Canthigaster rivulata is a fish which grows up to 15–20 cm length. Its body has 2 longitudinal dark bands that join in front of the gill slit, lower band that is either faint or absent, small dark spots in the ventral area, caudal fin with dark stripes and a dark blotch at the caudal base.

== Distribution and habitat ==
This species are found in tropical waters of Indo-Pacific.
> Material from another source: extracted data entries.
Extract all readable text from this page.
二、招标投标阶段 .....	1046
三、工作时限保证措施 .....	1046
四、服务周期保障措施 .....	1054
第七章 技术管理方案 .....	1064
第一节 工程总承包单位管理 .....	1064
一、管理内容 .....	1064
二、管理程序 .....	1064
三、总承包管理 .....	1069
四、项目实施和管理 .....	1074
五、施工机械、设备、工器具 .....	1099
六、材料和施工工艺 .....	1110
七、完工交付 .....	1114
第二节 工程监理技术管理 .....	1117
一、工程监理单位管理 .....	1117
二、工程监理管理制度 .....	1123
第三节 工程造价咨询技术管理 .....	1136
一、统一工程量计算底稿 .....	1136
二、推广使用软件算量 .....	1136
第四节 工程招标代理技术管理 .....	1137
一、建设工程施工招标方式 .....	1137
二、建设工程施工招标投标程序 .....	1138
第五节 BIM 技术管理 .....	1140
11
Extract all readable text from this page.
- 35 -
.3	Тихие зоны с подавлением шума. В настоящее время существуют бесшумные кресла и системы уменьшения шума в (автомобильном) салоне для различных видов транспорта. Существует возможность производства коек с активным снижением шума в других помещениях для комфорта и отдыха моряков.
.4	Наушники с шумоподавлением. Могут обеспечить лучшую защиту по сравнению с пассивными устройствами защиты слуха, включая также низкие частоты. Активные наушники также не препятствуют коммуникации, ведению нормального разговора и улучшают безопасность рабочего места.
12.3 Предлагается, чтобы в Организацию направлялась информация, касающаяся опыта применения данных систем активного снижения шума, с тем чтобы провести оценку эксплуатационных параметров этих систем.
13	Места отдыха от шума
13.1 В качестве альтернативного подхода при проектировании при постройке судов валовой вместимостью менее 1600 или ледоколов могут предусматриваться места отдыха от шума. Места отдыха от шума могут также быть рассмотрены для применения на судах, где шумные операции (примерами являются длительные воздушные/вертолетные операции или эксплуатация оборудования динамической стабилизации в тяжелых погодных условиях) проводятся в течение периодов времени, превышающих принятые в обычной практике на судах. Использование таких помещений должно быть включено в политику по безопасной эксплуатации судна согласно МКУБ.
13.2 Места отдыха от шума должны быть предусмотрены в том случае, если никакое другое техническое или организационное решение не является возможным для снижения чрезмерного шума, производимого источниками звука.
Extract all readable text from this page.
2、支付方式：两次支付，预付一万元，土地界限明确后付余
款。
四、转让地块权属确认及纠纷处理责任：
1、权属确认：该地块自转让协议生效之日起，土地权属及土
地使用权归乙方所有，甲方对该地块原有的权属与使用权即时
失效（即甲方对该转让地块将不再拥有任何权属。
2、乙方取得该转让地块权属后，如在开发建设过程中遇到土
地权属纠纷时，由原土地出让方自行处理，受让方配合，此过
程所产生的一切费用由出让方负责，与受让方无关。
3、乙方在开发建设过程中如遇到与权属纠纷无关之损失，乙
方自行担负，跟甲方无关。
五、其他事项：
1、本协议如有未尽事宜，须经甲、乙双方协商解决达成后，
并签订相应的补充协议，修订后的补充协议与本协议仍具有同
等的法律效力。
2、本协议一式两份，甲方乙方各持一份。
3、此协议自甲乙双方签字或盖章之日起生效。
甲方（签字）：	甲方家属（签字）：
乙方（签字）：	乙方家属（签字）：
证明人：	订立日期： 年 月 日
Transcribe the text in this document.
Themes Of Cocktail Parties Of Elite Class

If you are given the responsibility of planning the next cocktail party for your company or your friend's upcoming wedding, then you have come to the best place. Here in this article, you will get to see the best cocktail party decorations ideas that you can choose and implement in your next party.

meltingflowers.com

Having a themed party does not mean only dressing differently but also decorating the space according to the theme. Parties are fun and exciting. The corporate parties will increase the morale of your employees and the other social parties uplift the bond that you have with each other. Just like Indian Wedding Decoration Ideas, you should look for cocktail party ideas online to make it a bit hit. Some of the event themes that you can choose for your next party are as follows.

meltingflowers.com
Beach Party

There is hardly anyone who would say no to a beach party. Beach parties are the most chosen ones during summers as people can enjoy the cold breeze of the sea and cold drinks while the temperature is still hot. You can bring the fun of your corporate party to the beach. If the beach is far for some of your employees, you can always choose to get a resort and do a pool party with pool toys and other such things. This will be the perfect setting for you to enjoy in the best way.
It can be seen in the waters from East Africa south to Natal, South Africa and east to Hawaii, north to southern Japan and south to north western Australia.

They are usually near rocky and coral reefs that are 100 metres deep however they are also found around shore lines that are around 30 metres deep.

== Diet ==
Canthigaster rivulata is omnivorous and preys mainly on algae, echinoderms and molluscs.

== Behaviour and breeding ==
This pufferfish is a solitary animal. Its breeding season is in Summer and during this time, the male presents its breeding colour which shows vibrant blue patterns around its body.

== Poison ==
The fish has the poison, tetrodotoxin, resided in the intestine, liver but mostly in the skin and the mucus generated by it, however it is not present in the muscle or the ovary like most other Pufferfish. Its mucus has high risk of contamination of the toxin to other fish or human due to direct contact with the skin.